Single by Nat King Cole
- A-side: "Night Lights"
- Released: October 23, 1956
- Genre: Traditional pop
- Length: 2:16
- Label: Capitol
- Songwriter(s): Joe Sherman; Noel Sherman;

Nat King Cole singles chronology
| "That's All There Is to That" (1956) | "To the Ends of the Earth" (1956) | "The Christmas Song (Merry Christmas to You)" (1956) |

= To the Ends of the Earth (song) =

1956 song by Nat King Cole

"To the Ends of the Earth" is a 1956 Nat King Cole song, written by Noel Sherman and Joe Sherman. It was released as a single in 1956 and reached number 25 on the pop charts.
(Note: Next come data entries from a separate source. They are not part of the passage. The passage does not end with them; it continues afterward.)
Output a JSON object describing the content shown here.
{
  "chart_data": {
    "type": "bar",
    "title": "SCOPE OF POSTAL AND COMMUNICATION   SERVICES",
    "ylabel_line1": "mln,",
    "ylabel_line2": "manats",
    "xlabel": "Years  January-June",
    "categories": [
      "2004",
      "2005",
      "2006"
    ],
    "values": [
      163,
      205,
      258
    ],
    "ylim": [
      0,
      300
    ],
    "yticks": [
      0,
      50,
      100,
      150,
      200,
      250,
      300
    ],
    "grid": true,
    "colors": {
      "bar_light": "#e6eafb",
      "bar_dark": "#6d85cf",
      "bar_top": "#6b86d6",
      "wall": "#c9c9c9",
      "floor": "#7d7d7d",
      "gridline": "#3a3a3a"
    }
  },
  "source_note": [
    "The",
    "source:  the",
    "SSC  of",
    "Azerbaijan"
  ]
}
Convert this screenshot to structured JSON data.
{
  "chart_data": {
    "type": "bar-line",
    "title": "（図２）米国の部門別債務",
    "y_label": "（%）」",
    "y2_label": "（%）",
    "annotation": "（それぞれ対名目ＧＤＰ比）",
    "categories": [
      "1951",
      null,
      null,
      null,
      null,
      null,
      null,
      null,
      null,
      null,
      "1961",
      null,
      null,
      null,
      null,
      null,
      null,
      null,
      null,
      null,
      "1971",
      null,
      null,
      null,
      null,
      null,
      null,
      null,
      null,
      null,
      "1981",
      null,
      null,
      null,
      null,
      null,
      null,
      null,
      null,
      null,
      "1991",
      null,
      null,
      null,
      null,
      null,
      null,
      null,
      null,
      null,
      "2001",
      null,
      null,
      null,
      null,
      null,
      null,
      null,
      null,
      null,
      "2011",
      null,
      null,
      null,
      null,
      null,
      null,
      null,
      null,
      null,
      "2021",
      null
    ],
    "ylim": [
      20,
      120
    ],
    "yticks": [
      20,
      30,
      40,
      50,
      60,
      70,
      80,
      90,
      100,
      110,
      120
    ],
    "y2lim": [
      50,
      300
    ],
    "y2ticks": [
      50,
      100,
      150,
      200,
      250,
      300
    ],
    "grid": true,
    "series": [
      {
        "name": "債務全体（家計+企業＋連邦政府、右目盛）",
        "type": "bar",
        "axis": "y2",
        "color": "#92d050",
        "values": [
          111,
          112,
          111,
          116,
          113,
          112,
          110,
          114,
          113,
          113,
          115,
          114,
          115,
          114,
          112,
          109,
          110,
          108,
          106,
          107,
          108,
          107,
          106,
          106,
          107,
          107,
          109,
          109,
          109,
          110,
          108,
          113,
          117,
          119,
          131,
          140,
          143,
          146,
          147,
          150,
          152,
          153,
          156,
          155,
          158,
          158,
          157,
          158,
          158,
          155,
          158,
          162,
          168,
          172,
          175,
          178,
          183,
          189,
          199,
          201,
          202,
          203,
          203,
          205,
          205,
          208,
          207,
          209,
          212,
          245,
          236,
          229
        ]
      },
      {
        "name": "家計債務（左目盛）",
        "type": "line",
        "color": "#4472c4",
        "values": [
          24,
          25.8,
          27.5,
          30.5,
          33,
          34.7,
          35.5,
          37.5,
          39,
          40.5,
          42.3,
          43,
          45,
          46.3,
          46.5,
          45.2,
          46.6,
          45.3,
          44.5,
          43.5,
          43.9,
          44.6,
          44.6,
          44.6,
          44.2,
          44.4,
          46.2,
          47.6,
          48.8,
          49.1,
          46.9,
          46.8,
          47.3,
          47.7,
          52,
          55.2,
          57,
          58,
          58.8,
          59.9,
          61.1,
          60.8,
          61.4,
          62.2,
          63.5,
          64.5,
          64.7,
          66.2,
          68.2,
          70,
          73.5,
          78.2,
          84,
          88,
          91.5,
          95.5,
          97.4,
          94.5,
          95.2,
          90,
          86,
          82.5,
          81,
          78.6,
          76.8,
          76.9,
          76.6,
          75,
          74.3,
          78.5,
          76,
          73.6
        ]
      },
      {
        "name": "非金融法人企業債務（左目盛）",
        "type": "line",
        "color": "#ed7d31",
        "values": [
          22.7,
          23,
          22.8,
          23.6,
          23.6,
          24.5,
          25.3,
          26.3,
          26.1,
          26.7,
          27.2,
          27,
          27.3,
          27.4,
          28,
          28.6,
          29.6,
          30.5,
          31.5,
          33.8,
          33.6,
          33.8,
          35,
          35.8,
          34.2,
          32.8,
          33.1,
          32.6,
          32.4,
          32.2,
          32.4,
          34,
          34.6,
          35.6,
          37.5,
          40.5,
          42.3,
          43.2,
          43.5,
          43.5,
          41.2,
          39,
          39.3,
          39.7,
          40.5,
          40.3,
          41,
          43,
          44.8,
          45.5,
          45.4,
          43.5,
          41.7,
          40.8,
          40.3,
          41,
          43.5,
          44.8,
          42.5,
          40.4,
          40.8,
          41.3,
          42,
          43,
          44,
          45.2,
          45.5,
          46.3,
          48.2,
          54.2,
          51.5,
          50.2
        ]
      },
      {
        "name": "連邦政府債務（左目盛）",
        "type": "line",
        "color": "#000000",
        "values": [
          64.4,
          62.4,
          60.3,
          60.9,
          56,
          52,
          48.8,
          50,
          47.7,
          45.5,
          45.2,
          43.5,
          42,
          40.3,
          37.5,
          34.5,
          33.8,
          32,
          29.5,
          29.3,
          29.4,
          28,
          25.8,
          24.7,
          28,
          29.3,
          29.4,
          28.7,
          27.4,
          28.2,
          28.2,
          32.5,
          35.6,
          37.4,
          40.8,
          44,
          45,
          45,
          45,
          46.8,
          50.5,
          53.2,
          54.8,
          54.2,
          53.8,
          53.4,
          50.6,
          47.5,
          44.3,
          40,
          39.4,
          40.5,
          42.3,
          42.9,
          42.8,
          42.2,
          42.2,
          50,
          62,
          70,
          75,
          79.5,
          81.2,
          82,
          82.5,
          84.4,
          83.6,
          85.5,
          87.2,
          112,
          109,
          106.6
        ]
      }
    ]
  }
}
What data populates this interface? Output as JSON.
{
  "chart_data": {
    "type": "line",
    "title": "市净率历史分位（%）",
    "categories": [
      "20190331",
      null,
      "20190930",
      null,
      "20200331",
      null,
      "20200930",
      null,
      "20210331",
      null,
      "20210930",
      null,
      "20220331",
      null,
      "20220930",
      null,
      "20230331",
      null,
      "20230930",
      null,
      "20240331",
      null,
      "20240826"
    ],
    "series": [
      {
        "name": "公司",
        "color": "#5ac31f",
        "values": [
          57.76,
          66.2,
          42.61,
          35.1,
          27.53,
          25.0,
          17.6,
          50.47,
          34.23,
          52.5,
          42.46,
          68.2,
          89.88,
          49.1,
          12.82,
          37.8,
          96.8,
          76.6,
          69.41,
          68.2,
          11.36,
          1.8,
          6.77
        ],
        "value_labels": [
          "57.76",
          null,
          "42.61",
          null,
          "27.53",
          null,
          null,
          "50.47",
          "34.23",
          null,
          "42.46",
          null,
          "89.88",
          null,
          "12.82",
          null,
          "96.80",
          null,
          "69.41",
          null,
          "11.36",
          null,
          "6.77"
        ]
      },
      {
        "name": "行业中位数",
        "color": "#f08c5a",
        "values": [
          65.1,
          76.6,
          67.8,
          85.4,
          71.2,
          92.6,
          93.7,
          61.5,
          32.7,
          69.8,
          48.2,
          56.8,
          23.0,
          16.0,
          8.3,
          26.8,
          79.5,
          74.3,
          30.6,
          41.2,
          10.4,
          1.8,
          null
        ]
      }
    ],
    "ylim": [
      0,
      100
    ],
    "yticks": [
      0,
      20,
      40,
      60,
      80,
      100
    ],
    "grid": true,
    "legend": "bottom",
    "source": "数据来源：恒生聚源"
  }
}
The song was reissued on the album This Is Nat King Cole (1957), and again on The Nat King Cole Story (1961).

==Versions==
The song was covered by Marvin Gaye on his album A Tribute to the Great Nat King Cole (1965), Tony Middleton (1966), and Engelbert Humperdinck on his 1967 album The Last Waltz and by Johnny Mathis on Mathis Magic (1979), again with Cole's daughter Natalie Cole on Mathis' Unforgettable – A Musical Tribute to Nat King Cole (1983), and others including Cole's younger brother Freddy Cole. The American blues artist Gary Clark Jr. covered the song under the title "To the End of the Earth" on his album JPEG Raw (2024).